Mine never had a problem with the occasional green stain. If they were in a farm field, are you sure they were never sprayed with pesticides? Fertilizers?


----------



## tschmid723 (Mar 12, 2013)

no fertilizer or pesticides at all
actually I think that they were a foundation to an old house


----------



## atreis (Jan 15, 2013)

Looks like granite to me. Should be fine. The green could indicate some copper impurity, but it's likely a VERY small amount - nothing to worry about.


----------



## DJRansome (Oct 29, 2005)

But houses have lawns...just something I would be concerned about with "wild caught" rocks.


----------



## b3w4r3 (Dec 14, 2012)

Soaking them in a mild bleach solution over night would likely remove most of the algae. Just rinse them good afterward and let them dry completely in the sun.


----------



## ratbones86 (Jun 29, 2012)

always a good way to test rocks is by using vinigar, if the vinigar bubbles i wouldnt use it. if it dont, safe to use.


----------



## DJRansome (Oct 29, 2005)

Well the vinegar test is for fish that like soft water.
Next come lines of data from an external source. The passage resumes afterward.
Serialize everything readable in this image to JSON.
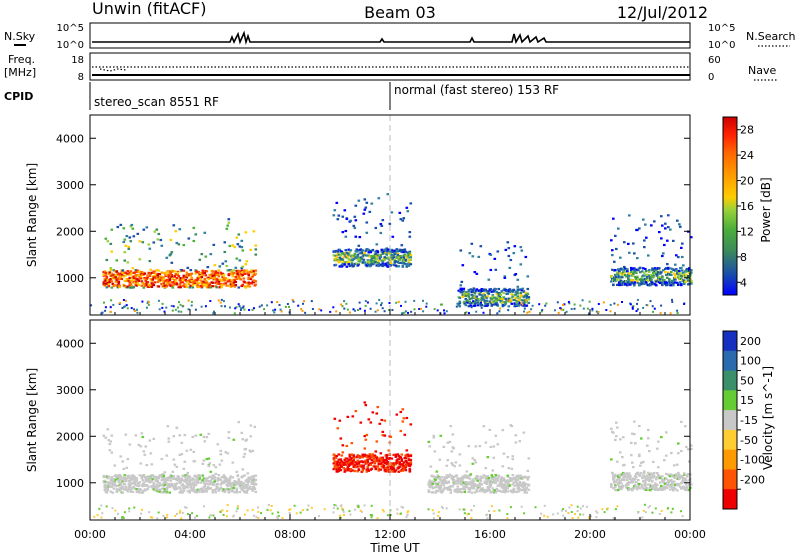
{
  "header": {
    "station": "Unwin (fitACF)",
    "beam": "Beam 03",
    "date": "12/Jul/2012"
  },
  "top_panels": {
    "nsky_label": "N.Sky",
    "nsearch_label": "N.Search",
    "freq_label_1": "Freq.",
    "freq_label_2": "[MHz]",
    "nave_label": "Nave",
    "cpid_label": "CPID",
    "nsky_ticks": [
      "10^5",
      "10^0"
    ],
    "nsearch_ticks": [
      "10^5",
      "10^0"
    ],
    "freq_ticks": [
      "18",
      "8"
    ],
    "nave_ticks": [
      "60",
      "0"
    ],
    "cpid_segments": [
      {
        "label": "stereo_scan 8551 RF",
        "start_hour": 0,
        "end_hour": 12
      },
      {
        "label": "normal (fast stereo) 153 RF",
        "start_hour": 12,
        "end_hour": 24
      }
    ]
  },
  "chart_data": [
    {
      "type": "heatmap",
      "panel": "power",
      "ylabel": "Slant Range [km]",
      "yticks": [
        "1000",
        "2000",
        "3000",
        "4000"
      ],
      "ylim": [
        200,
        4500
      ],
      "xlim": [
        0,
        24
      ],
      "colorbar_label": "Power [dB]",
      "colorbar_ticks": [
        "4",
        "8",
        "12",
        "16",
        "20",
        "24",
        "28"
      ],
      "colorbar_colors": [
        "#0000ff",
        "#1a4fa8",
        "#2e7fa0",
        "#3c8a5a",
        "#4caf3a",
        "#9ad23a",
        "#ffcc00",
        "#ff9900",
        "#ff6600",
        "#ff2200",
        "#cc0000"
      ],
      "features": [
        {
          "start_hour": 0.5,
          "end_hour": 6.6,
          "range_km": 1000,
          "level": "high"
        },
        {
          "start_hour": 9.7,
          "end_hour": 12.8,
          "range_km": 1450,
          "level": "medium"
        },
        {
          "start_hour": 14.7,
          "end_hour": 17.5,
          "range_km": 600,
          "level": "medium"
        },
        {
          "start_hour": 20.8,
          "end_hour": 24,
          "range_km": 1050,
          "level": "medium"
        }
      ]
    },
    {
      "type": "heatmap",
      "panel": "velocity",
      "ylabel": "Slant Range [km]",
      "yticks": [
        "1000",
        "2000",
        "3000",
        "4000"
      ],
      "ylim": [
        200,
        4500
      ],
      "xlim": [
        0,
        24
      ],
      "xlabel": "Time UT",
      "xticks": [
        "00:00",
        "04:00",
        "08:00",
        "12:00",
        "16:00",
        "20:00",
        "00:00"
      ],
      "colorbar_label": "Velocity [m s^-1]",
      "colorbar_ticks": [
        "200",
        "100",
        "50",
        "15",
        "-15",
        "-50",
        "-100",
        "-200"
      ],
      "colorbar_colors": [
        "#1530c0",
        "#2a6bb0",
        "#3b8f6a",
        "#66cc33",
        "#c8c8c8",
        "#ffcc33",
        "#ff9900",
        "#ff5500",
        "#ee0000"
      ],
      "features": [
        {
          "start_hour": 0.5,
          "end_hour": 6.6,
          "range_km": 1000,
          "velocity": 0
        },
        {
          "start_hour": 9.7,
          "end_hour": 12.8,
          "range_km": 1450,
          "velocity": -150
        },
        {
          "start_hour": 13.5,
          "end_hour": 17.5,
          "range_km": 1000,
          "velocity": 0
        },
        {
          "start_hour": 20.8,
          "end_hour": 24,
          "range_km": 1050,
          "velocity": 0
        }
      ]
    }
  ]
}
You would expect rocks that make vinegar bubble to increase your pH and buffer your water which would be good for hard water fish like Rift Lake Africans.


----------



## Yael (Nov 25, 2012)

+1 to what DJ said.

Even if those rocks had been sprayed with something it would denature by now and be long gone - bleach, let it sit in the sun for awhile (UV breaks down chemicals pretty quickly) and then soak in a prime solution.


----------